«Черт бы побрал, — очнулся он и покраснел от стыда. — А какое мне дело? Наплевать, пусть…» В темноте он ступил назад, нащупал лестничные перила, нащупал ручку и кнопку лифта. Свет почему-то снова вспыхнул. И тут Иванов, не ожидая этого от себя, опять подошел к коридорному повороту. Шаги глушились ворсом синтетической обивки. Он снова взглянул туда, в конец коридора, но у Любиной двери никого уже не было.

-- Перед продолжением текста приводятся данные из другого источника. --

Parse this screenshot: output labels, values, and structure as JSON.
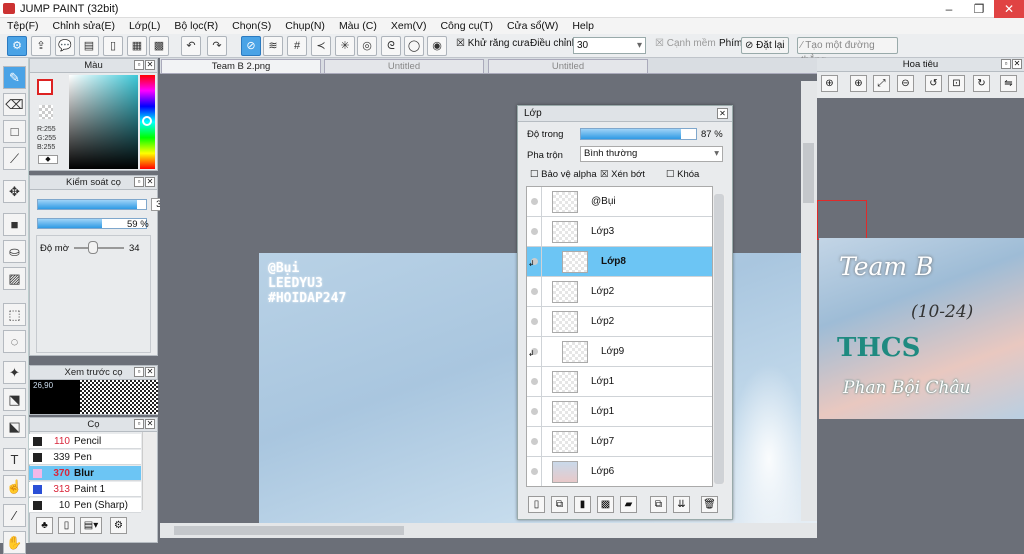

Это произошло за какие-то одну-две минуты. Он посмотрел на часы, было половина двенадцатого. В номере он открыл чемодан, достал шоколадную плитку и бутылку армянского коньяка… «Что же это? — спросил он себя. — Нарколог… Ты нарколог? Нарколог, а пьешь. Да еще один. И это второй раз. Или в третий? Рефлекс уже закреплен»…
Ему показалось, что два глотка коньяка сделали его сознание яснее. «Я обо всем расскажу Медведеву, — сказал он мысленно. — Обо всем. И пусть он гонит от себя эту продажную тварь. Как можно дальше… Пусть…»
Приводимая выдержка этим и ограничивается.